Monday, June 1, 2009

The Weekly Strike-6/1-6/7

Good morning and welcome to the Weekly Strike, where we preview the week in politics. Congress is back in session, and President Obama gets ready to travel abroad, so let's get to it.

THE WHITE HOUSE: President Obama is forced to make a painful announcement this morning that General Motors has filed for Chapter 11 bankruptcy. As I said last night, the move isn't unexpected, but it's a painful blow to the President in the country. For a century now, the fate of GM has been notoriously linked to the fate of the U.S. economy. As part of the bankruptcy agreement, the government will give GM an additional $30 billion to help in restructuring. That will make the United States officially the majority owner in GM. The Canadian government, the UAW, and current bondholders will have the remaining stake in the company. The agreement calls for the closing over 12 to 20 factories, and will result in at least 21,000 people losing their jobs. The situation is lose-lose for Obama. He certainly does not want to be in the business of running an auto company. He is assuming all of the risk associated with GM, and will reap no rewards in the unlikely event that GM ends up turning a profit anytime soon. He'll also be chastised by Republicans, who have already called the bankruptcy deal, "government motors." If Republicans had their way, GM would have filed for bankruptcy in December, thousands of people would have already lost their jobs, and the ripple effect would be deeply felt across the economy. At least in this agreement, there is a structure in place to minimize losses and ensure at least minimal solvency for the next few months.
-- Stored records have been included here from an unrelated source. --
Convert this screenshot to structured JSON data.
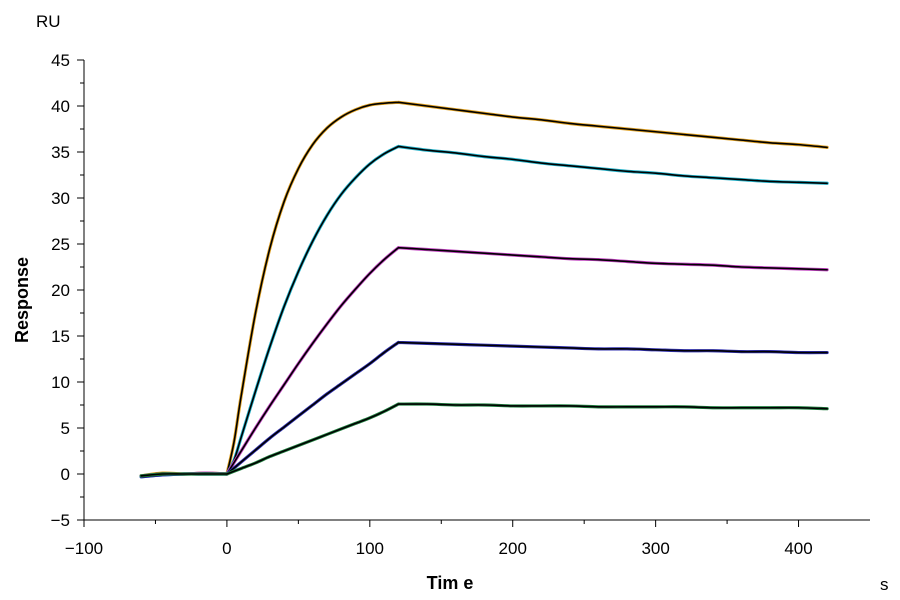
{
  "chart_data": {
    "type": "line",
    "title": "",
    "xlabel": "Tim e",
    "ylabel": "Response",
    "x_unit": "s",
    "y_unit": "RU",
    "xlim": [
      -100,
      450
    ],
    "ylim": [
      -5,
      45
    ],
    "x_ticks": [
      -100,
      0,
      100,
      200,
      300,
      400
    ],
    "y_ticks": [
      -5,
      0,
      5,
      10,
      15,
      20,
      25,
      30,
      35,
      40,
      45
    ],
    "grid": false,
    "legend": "none",
    "association_end": 120,
    "series": [
      {
        "color": "#e0a020",
        "x": [
          -60,
          -45,
          -30,
          -15,
          0,
          5,
          10,
          20,
          30,
          40,
          50,
          60,
          70,
          80,
          90,
          100,
          110,
          120,
          140,
          160,
          180,
          200,
          220,
          240,
          260,
          280,
          300,
          320,
          340,
          360,
          380,
          400,
          420
        ],
        "y": [
          -0.2,
          0.1,
          0.0,
          0.1,
          0.0,
          3.5,
          8.5,
          17.5,
          24.5,
          29.6,
          33.2,
          35.8,
          37.6,
          38.8,
          39.6,
          40.1,
          40.3,
          40.4,
          40.0,
          39.6,
          39.2,
          38.8,
          38.5,
          38.1,
          37.8,
          37.5,
          37.2,
          36.9,
          36.6,
          36.3,
          36.0,
          35.8,
          35.5
        ]
      },
      {
        "color": "#20b0c8",
        "x": [
          -60,
          -45,
          -30,
          -15,
          0,
          5,
          10,
          20,
          30,
          40,
          50,
          60,
          70,
          80,
          90,
          100,
          110,
          120,
          140,
          160,
          180,
          200,
          220,
          240,
          260,
          280,
          300,
          320,
          340,
          360,
          380,
          400,
          420
        ],
        "y": [
          -0.3,
          -0.1,
          0.0,
          0.0,
          0.0,
          1.5,
          4.0,
          9.0,
          13.8,
          18.2,
          22.0,
          25.3,
          28.1,
          30.4,
          32.2,
          33.7,
          34.8,
          35.6,
          35.2,
          34.9,
          34.5,
          34.2,
          33.8,
          33.5,
          33.2,
          32.9,
          32.7,
          32.4,
          32.2,
          32.0,
          31.8,
          31.7,
          31.6
        ]
      },
      {
        "color": "#c040c0",
        "x": [
          -60,
          -45,
          -30,
          -15,
          0,
          10,
          20,
          30,
          40,
          50,
          60,
          70,
          80,
          90,
          100,
          110,
          120,
          140,
          160,
          180,
          200,
          220,
          240,
          260,
          280,
          300,
          320,
          340,
          360,
          380,
          400,
          420
        ],
        "y": [
          -0.2,
          0.0,
          0.0,
          0.1,
          0.0,
          2.5,
          5.0,
          7.4,
          9.7,
          12.0,
          14.2,
          16.3,
          18.3,
          20.1,
          21.8,
          23.3,
          24.6,
          24.4,
          24.2,
          24.0,
          23.8,
          23.6,
          23.4,
          23.3,
          23.1,
          22.9,
          22.8,
          22.7,
          22.5,
          22.4,
          22.3,
          22.2
        ]
      },
      {
        "color": "#3030b0",
        "x": [
          -60,
          -45,
          -30,
          -15,
          0,
          10,
          20,
          30,
          40,
          50,
          60,
          70,
          80,
          90,
          100,
          110,
          120,
          140,
          160,
          180,
          200,
          220,
          240,
          260,
          280,
          300,
          320,
          340,
          360,
          380,
          400,
          420
        ],
        "y": [
          -0.3,
          -0.1,
          0.0,
          0.0,
          0.0,
          1.3,
          2.6,
          3.9,
          5.1,
          6.3,
          7.5,
          8.7,
          9.8,
          10.9,
          12.0,
          13.2,
          14.3,
          14.2,
          14.1,
          14.0,
          13.9,
          13.8,
          13.7,
          13.6,
          13.6,
          13.5,
          13.4,
          13.4,
          13.3,
          13.3,
          13.2,
          13.2
        ]
      },
      {
        "color": "#208040",
        "x": [
          -60,
          -45,
          -30,
          -15,
          0,
          10,
          20,
          30,
          40,
          50,
          60,
          70,
          80,
          90,
          100,
          110,
          120,
          140,
          160,
          180,
          200,
          220,
          240,
          260,
          280,
          300,
          320,
          340,
          360,
          380,
          400,
          420
        ],
        "y": [
          -0.2,
          0.0,
          0.0,
          0.0,
          0.0,
          0.6,
          1.2,
          1.9,
          2.5,
          3.1,
          3.7,
          4.3,
          4.9,
          5.5,
          6.1,
          6.8,
          7.6,
          7.6,
          7.5,
          7.5,
          7.4,
          7.4,
          7.4,
          7.3,
          7.3,
          7.3,
          7.3,
          7.2,
          7.2,
          7.2,
          7.2,
          7.1
        ]
      }
    ]
  }
}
After today's announcement, the President packs his bag and heads to the Middle East for a crucial week-long trip. Tomorrow, the President travels to Riyadh, Saudi Arabia to meet with King Abdullah. I expect they'll talk about oil and other common security interests. The big event comes on Thursday, when President Obama delivers an address in Cairo, the capital of Egypt. This speech will fulfill the President's campaign promise to give a speech in a Muslim capital during his first six months in office. Quite honestly, this was one of the reasons I was so supportive of Obama during the primary season and general election campaign. He, more than anyone else, has the credibility to speak honestly and candidly to the Muslim world about what has gone on over the past 8 years, and what the U.S. and the Muslim world have to do to ensure lasting peace. There is a 100 percent chance that Obama will say something mildly critical of past U.S. behavior, and that Republicans will attack his patriotism. The Republican party is just so predictable. The President then travels to Dresden, Germany, to visit the Buchenwald Concentration Camp. I believe that is the camp that his uncle, Charles Payne, helped liberate as a member of Patton's army. On Saturday, the President goes to France to commemorate the 65th anniversary of D-Day.
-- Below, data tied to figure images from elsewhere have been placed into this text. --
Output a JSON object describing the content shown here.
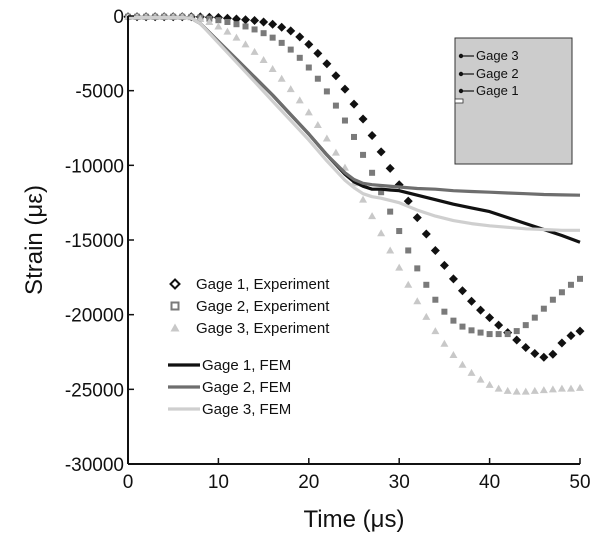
{
  "chart_data": {
    "type": "line",
    "xlabel": "Time (μs)",
    "ylabel": "Strain (με)",
    "xlim": [
      0,
      50
    ],
    "ylim": [
      -30000,
      0
    ],
    "x_ticks": [
      "0",
      "10",
      "20",
      "30",
      "40",
      "50"
    ],
    "y_ticks": [
      "0",
      "-5000",
      "-10000",
      "-15000",
      "-20000",
      "-25000",
      "-30000"
    ],
    "grid": false,
    "legend_position": "left-middle",
    "series": [
      {
        "name": "Gage 1, Experiment",
        "style": "markers",
        "marker": "diamond",
        "color": "#111111",
        "x": [
          0,
          1,
          2,
          3,
          4,
          5,
          6,
          7,
          8,
          9,
          10,
          11,
          12,
          13,
          14,
          15,
          16,
          17,
          18,
          19,
          20,
          21,
          22,
          23,
          24,
          25,
          26,
          27,
          28,
          29,
          30,
          31,
          32,
          33,
          34,
          35,
          36,
          37,
          38,
          39,
          40,
          41,
          42,
          43,
          44,
          45,
          46,
          47,
          48,
          49,
          50
        ],
        "y": [
          -50,
          -50,
          -50,
          -50,
          -50,
          -50,
          -50,
          -50,
          -60,
          -80,
          -100,
          -150,
          -200,
          -250,
          -300,
          -400,
          -550,
          -750,
          -1000,
          -1400,
          -1900,
          -2500,
          -3200,
          -4000,
          -4900,
          -5900,
          -6900,
          -8000,
          -9100,
          -10200,
          -11300,
          -12400,
          -13500,
          -14600,
          -15700,
          -16700,
          -17600,
          -18400,
          -19100,
          -19700,
          -20200,
          -20700,
          -21200,
          -21700,
          -22200,
          -22600,
          -22850,
          -22650,
          -21900,
          -21400,
          -21100
        ]
      },
      {
        "name": "Gage 2, Experiment",
        "style": "markers",
        "marker": "square",
        "color": "#7a7a7a",
        "x": [
          0,
          1,
          2,
          3,
          4,
          5,
          6,
          7,
          8,
          9,
          10,
          11,
          12,
          13,
          14,
          15,
          16,
          17,
          18,
          19,
          20,
          21,
          22,
          23,
          24,
          25,
          26,
          27,
          28,
          29,
          30,
          31,
          32,
          33,
          34,
          35,
          36,
          37,
          38,
          39,
          40,
          41,
          42,
          43,
          44,
          45,
          46,
          47,
          48,
          49,
          50
        ],
        "y": [
          -50,
          -50,
          -50,
          -50,
          -50,
          -50,
          -50,
          -60,
          -100,
          -180,
          -280,
          -400,
          -550,
          -700,
          -900,
          -1150,
          -1450,
          -1800,
          -2250,
          -2800,
          -3450,
          -4200,
          -5050,
          -6000,
          -7000,
          -8100,
          -9300,
          -10500,
          -11800,
          -13100,
          -14400,
          -15700,
          -16900,
          -18000,
          -19000,
          -19800,
          -20400,
          -20800,
          -21050,
          -21200,
          -21300,
          -21300,
          -21300,
          -21100,
          -20700,
          -20200,
          -19600,
          -19000,
          -18500,
          -18000,
          -17600
        ]
      },
      {
        "name": "Gage 3, Experiment",
        "style": "markers",
        "marker": "triangle",
        "color": "#c8c8c8",
        "x": [
          0,
          1,
          2,
          3,
          4,
          5,
          6,
          7,
          8,
          9,
          10,
          11,
          12,
          13,
          14,
          15,
          16,
          17,
          18,
          19,
          20,
          21,
          22,
          23,
          24,
          25,
          26,
          27,
          28,
          29,
          30,
          31,
          32,
          33,
          34,
          35,
          36,
          37,
          38,
          39,
          40,
          41,
          42,
          43,
          44,
          45,
          46,
          47,
          48,
          49,
          50
        ],
        "y": [
          -50,
          -50,
          -50,
          -50,
          -50,
          -50,
          -50,
          -80,
          -200,
          -400,
          -700,
          -1050,
          -1450,
          -1900,
          -2400,
          -2950,
          -3550,
          -4200,
          -4900,
          -5650,
          -6450,
          -7300,
          -8200,
          -9150,
          -10150,
          -11200,
          -12300,
          -13400,
          -14550,
          -15700,
          -16850,
          -18000,
          -19100,
          -20150,
          -21100,
          -21950,
          -22700,
          -23350,
          -23900,
          -24350,
          -24700,
          -24950,
          -25100,
          -25150,
          -25150,
          -25100,
          -25050,
          -25000,
          -24950,
          -24950,
          -24900
        ]
      },
      {
        "name": "Gage 1, FEM",
        "style": "line",
        "color": "#111111",
        "x": [
          0,
          6,
          7,
          8,
          10,
          12,
          14,
          16,
          18,
          20,
          22,
          24,
          25,
          26,
          27,
          28,
          29,
          30,
          32,
          34,
          36,
          38,
          40,
          42,
          44,
          46,
          48,
          50
        ],
        "y": [
          -100,
          -100,
          -150,
          -500,
          -1700,
          -2900,
          -4100,
          -5300,
          -6600,
          -7900,
          -9300,
          -10600,
          -11100,
          -11400,
          -11600,
          -11600,
          -11650,
          -11700,
          -12000,
          -12300,
          -12600,
          -12850,
          -13100,
          -13500,
          -13900,
          -14300,
          -14700,
          -15150
        ]
      },
      {
        "name": "Gage 2, FEM",
        "style": "line",
        "color": "#6e6e6e",
        "x": [
          0,
          6,
          7,
          8,
          10,
          12,
          14,
          16,
          18,
          20,
          22,
          24,
          25,
          26,
          27,
          28,
          30,
          32,
          34,
          36,
          38,
          40,
          42,
          44,
          46,
          48,
          50
        ],
        "y": [
          -100,
          -100,
          -150,
          -500,
          -1700,
          -2900,
          -4100,
          -5300,
          -6600,
          -7900,
          -9300,
          -10500,
          -10950,
          -11200,
          -11300,
          -11350,
          -11450,
          -11550,
          -11600,
          -11700,
          -11750,
          -11800,
          -11850,
          -11900,
          -11950,
          -11980,
          -12000
        ]
      },
      {
        "name": "Gage 3, FEM",
        "style": "line",
        "color": "#cfcfcf",
        "x": [
          0,
          6,
          7,
          8,
          10,
          12,
          14,
          16,
          18,
          20,
          22,
          24,
          25,
          26,
          27,
          28,
          29,
          30,
          32,
          34,
          36,
          38,
          40,
          42,
          44,
          46,
          48,
          50
        ],
        "y": [
          -100,
          -100,
          -150,
          -500,
          -1800,
          -3100,
          -4400,
          -5700,
          -7000,
          -8300,
          -9700,
          -11000,
          -11500,
          -11900,
          -12100,
          -12200,
          -12350,
          -12500,
          -13000,
          -13400,
          -13700,
          -13900,
          -14050,
          -14150,
          -14250,
          -14300,
          -14350,
          -14350
        ]
      }
    ],
    "legend": [
      "Gage 1, Experiment",
      "Gage 2, Experiment",
      "Gage 3, Experiment",
      "Gage 1, FEM",
      "Gage 2, FEM",
      "Gage 3, FEM"
    ],
    "inset": {
      "fill": "#cccccc",
      "labels": [
        "Gage 3",
        "Gage 2",
        "Gage 1"
      ]
    }
  }
}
CONGRESS: Congress is back in session for about a month. The big battles are mostly at the committee level right now. Senator Kennedy (D-MA) plans to bring up a comprehensive health care proposal to the Health, Education, Labor and Pensions committee in the next week. Senator Baucus (D-MT), chairman of the Finance committee, is working on his portion of the bill. I'll be interested to see whether the two can reconcile their ideological differences and come up with a cohesive product in the next week or so. The stars are really aligning for health reform right now, and the push will begin this month. The goal is for the Senate to pass its version of the bill before the August 7th recess.

The House returns to work tomorrow and will consider a bunch of suspension bills. On Wednesday and Thursday, the House will consider a slew of relatively minor bills. The first would recognize the Lumbee tribe of North Carolina as a federally-protected Indian tribe, and would prohibit them from participating in gaming activities. The next bill does the same thing for a bunch of tribes in Virginia, including the Chickahominy Indian Tribe, the Chickahominy Indian Tribe-Eastern Division, the Upper Mattaponi Tribe, the Rappahannock Tribe, Inc., the Monacan Indian Nation, and the Nansemond Indian Tribe. Third, the House takes up a bill authorizing spending for the Transportation Security Administration. They were supposed to take up the bill before this last recess, but never got to it. The bill includes policy changes, like the expansion of a program for bomb-sniffing dogs. Sweet. Finally, the House will take up a bill that will give federal employees four weeks of paid parental leave upon the birth or adoption of a new child. This is one of those bills that is so fundamental to protecting workers and their children. I wish we could extend it to ALL employees, even those in the private sector. I expect the usual stupid objections from Republicans saying that the plan will cost too much.

The Senate this week will take up a bill dealing with anti-trust issues in the railroad industry. They will also vote tomorrow on the nomination of Regina McCarthy to be an administrator at the Environmental Protection Agency.

Both chambers could possibly take up a conference report on the bill to fund wars in Iraq and Afghanistan, should House and Senate leaders agree to a final version by the end of the week.